Hate crimes laws go both ways

Can lesbians be charged with a hate crime for beating up a gay man?

Why not? Once we make motive an element of a crime, it goes both ways, and all ways.

So a Jew can be guilty of an anti-Jewish hate crime, a black of an anti-black hate crime, and in this case in Boston, three lesbians of an anti-homosexual hate crime for calling a gay man names while beating him up.

Via The Boston Herald:

Three women identified by their lawyers as lesbians were arraigned yesterday on a hate crime charge for allegedly beating a gay man at the Forest Hills T station in an unusual case that experts say exposes the law’s flawed logic.“My guess is that no sane jury would convict them under those circumstances, but what this really demonstrates is the idiocy of the hate-crime legislation,” said civil liberties lawyer Harvey Silverglate. “If you beat someone up, you’re guilty of assault and battery of a human being. Period. The idea of trying to break down human beings into categories is doomed to failure.”Prosecutors and the ACLU of Massachusetts said no matter the defendants’ sexual orientation, they can still face the crime of assault and battery with intent to intimidate, which carries up to a 10-year prison sentence, by using hateful language.“Someone who is Jewish can be anti-Semitic,” said ACLU staff attorney Sarah Wunsch. “The mere fact that someone is a member of the same class doesn’t mean they could not be motivated by hatred for their very own group.”

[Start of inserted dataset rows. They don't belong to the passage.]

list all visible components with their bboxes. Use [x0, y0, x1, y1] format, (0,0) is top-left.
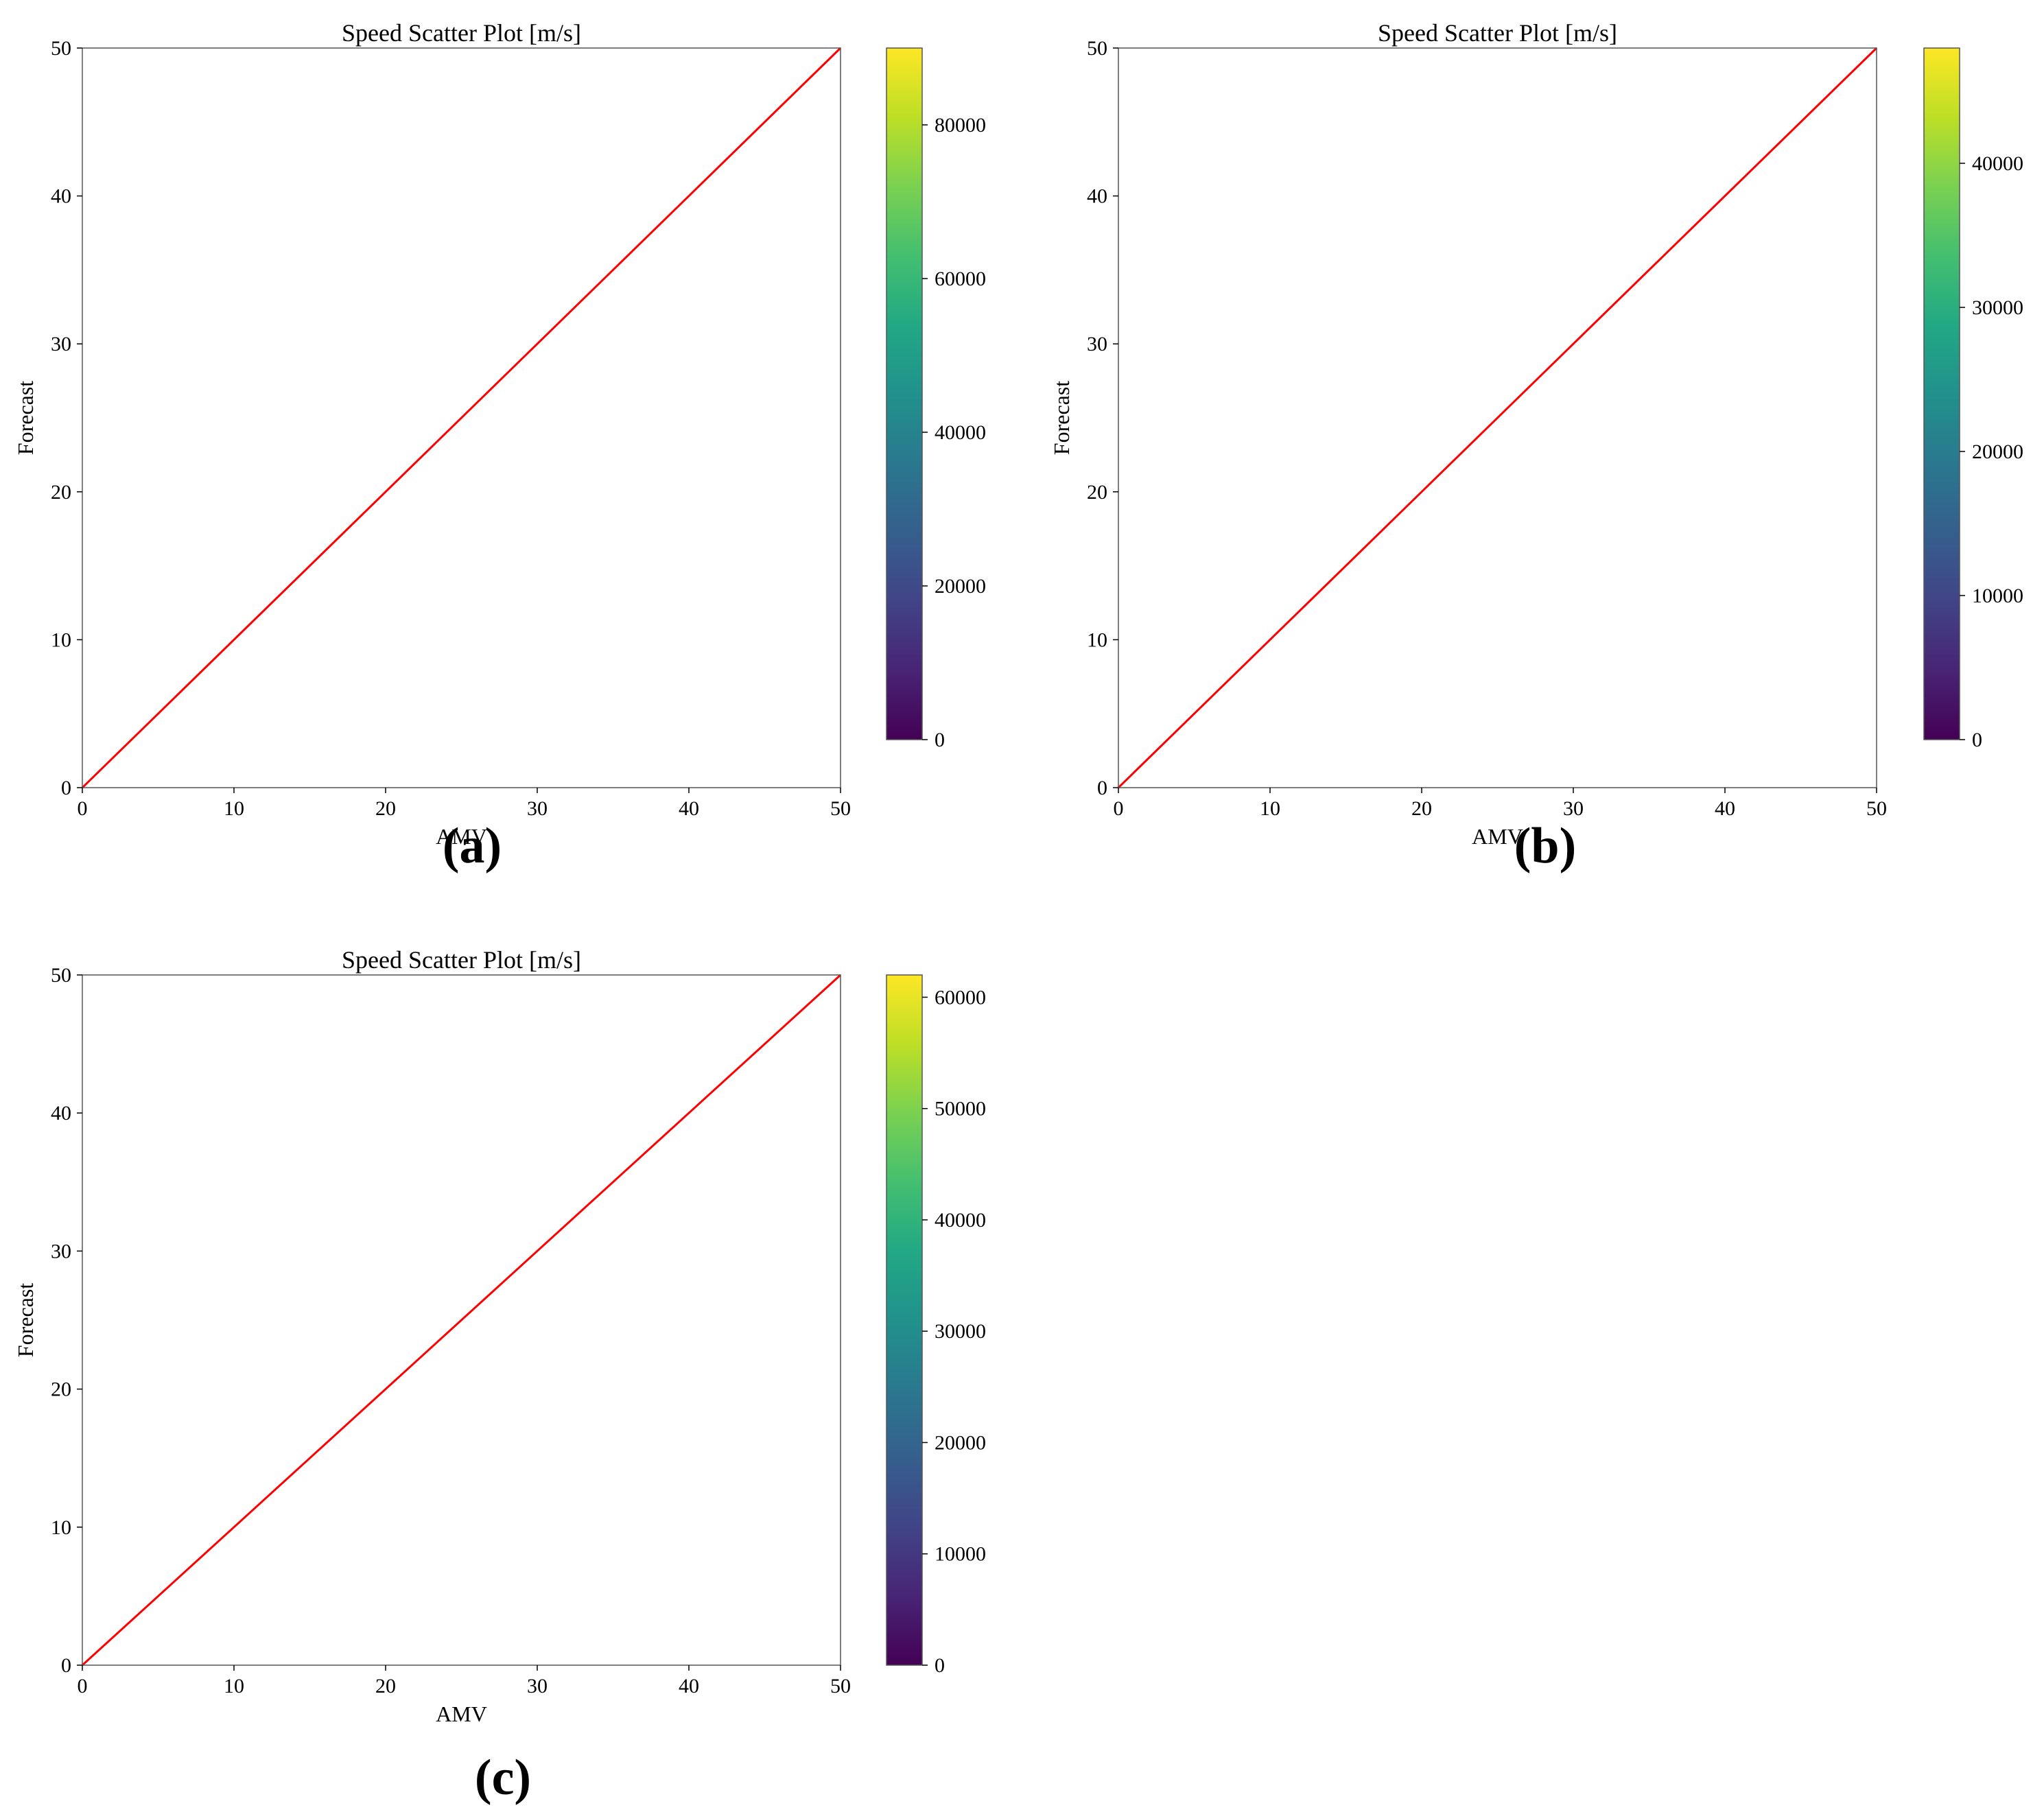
x-tick-label: 20	[375, 1675, 396, 1697]
x-tick-label: 20	[1411, 797, 1432, 820]
y-tick-label: 20	[51, 1378, 71, 1401]
y-tick-label: 10	[1087, 628, 1107, 651]
panel-label-b: (b)	[1514, 818, 1576, 874]
colorbar-tick-label: 0	[935, 1654, 945, 1677]
y-tick-label: 40	[1087, 185, 1107, 208]
colorbar-tick-label: 60000	[935, 986, 986, 1009]
y-tick-label: 50	[51, 964, 71, 987]
reference-line	[81, 47, 842, 789]
y-tick-label: 50	[1087, 37, 1107, 60]
chart-title: Speed Scatter Plot [m/s]	[1378, 19, 1617, 47]
x-tick-label: 50	[1866, 797, 1887, 820]
x-axis-label: AMV	[436, 824, 487, 849]
colorbar	[886, 974, 923, 1666]
colorbar	[1923, 47, 1960, 740]
colorbar-tick-label: 60000	[935, 268, 986, 290]
x-tick-label: 40	[1715, 797, 1735, 820]
x-tick-label: 30	[1563, 797, 1584, 820]
x-tick-label: 0	[1114, 797, 1124, 820]
y-tick-label: 0	[61, 1654, 71, 1677]
x-tick-label: 50	[830, 1675, 851, 1697]
colorbar-tick-label: 20000	[935, 1431, 986, 1454]
colorbar-tick-label: 20000	[1972, 440, 2023, 463]
colorbar-tick-label: 20000	[935, 575, 986, 598]
x-tick-label: 10	[1260, 797, 1280, 820]
x-tick-label: 0	[78, 797, 88, 820]
colorbar-tick-label: 50000	[935, 1098, 986, 1120]
x-tick-label: 30	[527, 1675, 548, 1697]
reference-line	[81, 974, 842, 1667]
chart-title: Speed Scatter Plot [m/s]	[342, 19, 581, 47]
x-tick-label: 30	[527, 797, 548, 820]
colorbar-tick-label: 10000	[935, 1543, 986, 1566]
x-axis-label: AMV	[1472, 824, 1523, 849]
x-tick-label: 40	[679, 1675, 699, 1697]
y-tick-label: 30	[51, 1240, 71, 1262]
y-tick-label: 40	[51, 185, 71, 208]
plot-frame	[82, 974, 841, 1666]
y-tick-label: 0	[61, 777, 71, 799]
colorbar-tick-label: 30000	[935, 1320, 986, 1343]
y-tick-label: 50	[51, 37, 71, 60]
x-tick-label: 50	[830, 797, 851, 820]
y-tick-label: 30	[1087, 333, 1107, 355]
y-tick-label: 20	[1087, 481, 1107, 504]
y-tick-label: 10	[51, 628, 71, 651]
y-tick-label: 10	[51, 1516, 71, 1539]
colorbar	[886, 47, 923, 740]
panel-label-a: (a)	[443, 818, 502, 874]
plot-frame	[82, 47, 841, 788]
x-tick-label: 40	[679, 797, 699, 820]
colorbar-tick-label: 30000	[1972, 296, 2023, 319]
panel-label-c: (c)	[475, 1750, 531, 1806]
y-tick-label: 20	[51, 481, 71, 504]
plot-frame	[1118, 47, 1877, 788]
y-tick-label: 40	[51, 1102, 71, 1125]
colorbar-tick-label: 80000	[935, 114, 986, 137]
x-tick-label: 10	[224, 1675, 244, 1697]
y-axis-label: Forecast	[1049, 381, 1074, 456]
panel-b: 0 10 20 30 40 50 0 10 20 30 40 50 Speed Scatter Plot…	[1049, 19, 2023, 849]
panel-c: 0 10 20 30 40 50 0 10 20 30 40 50 Speed Scatter Plot…	[13, 946, 986, 1726]
y-axis-label: Forecast	[13, 1283, 38, 1358]
colorbar-tick-label: 10000	[1972, 585, 2023, 607]
chart-title: Speed Scatter Plot [m/s]	[342, 946, 581, 974]
colorbar-tick-label: 40000	[935, 421, 986, 444]
x-axis-label: AMV	[436, 1702, 487, 1726]
reference-line	[1117, 47, 1878, 789]
colorbar-tick-label: 0	[1972, 729, 1982, 751]
x-tick-label: 20	[375, 797, 396, 820]
x-tick-label: 0	[78, 1675, 88, 1697]
panel-a: 0 10 20 30 40 50 0 10 20 30 40 50 Speed Scatter Plot…	[13, 19, 986, 849]
colorbar-tick-label: 40000	[935, 1209, 986, 1232]
colorbar-tick-label: 40000	[1972, 152, 2023, 175]
y-axis-label: Forecast	[13, 381, 38, 456]
x-tick-label: 10	[224, 797, 244, 820]
y-tick-label: 0	[1097, 777, 1107, 799]
colorbar-tick-label: 0	[935, 729, 945, 751]
y-tick-label: 30	[51, 333, 71, 355]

This is the definition of hate crime in Massachusetts:

“Hate crime”, any criminal act coupled with overt actions motivated by bigotry and bias including, but not limited to, a threatened, attempted or completed overt act motivated at least in part by racial, religious, ethnic, handicap, gender or sexual orientation prejudice, or which otherwise deprives another person of his constitutional rights by threats, intimidation or coercion, or which seek to interfere with or disrupt a person’s exercise of constitutional rights through harassment or intimidation….

By the wording, it would seem that if a lesbian were prejudiced against gay men, and committed a crime against the person while acting on that prejudice, that would qualify.

Silvergate is an interesting guy.  He’s a co-founder of F.I.R.E. and an adjunct scholar at the CATO Institute.  He’s also right about how easy it is to end up with absurd results when the criminal law gets tangled in motives as opposed to acts.

It’s not an easy position to take because opposing hate crimes law opens one up to the false allegation of being in favor of the acts constituting the crimes.

But given two identical crimes, why should one victim be deemed more worthy of greater protection not based on the status of the victim (e.g. a child) but based on the motive of the perp?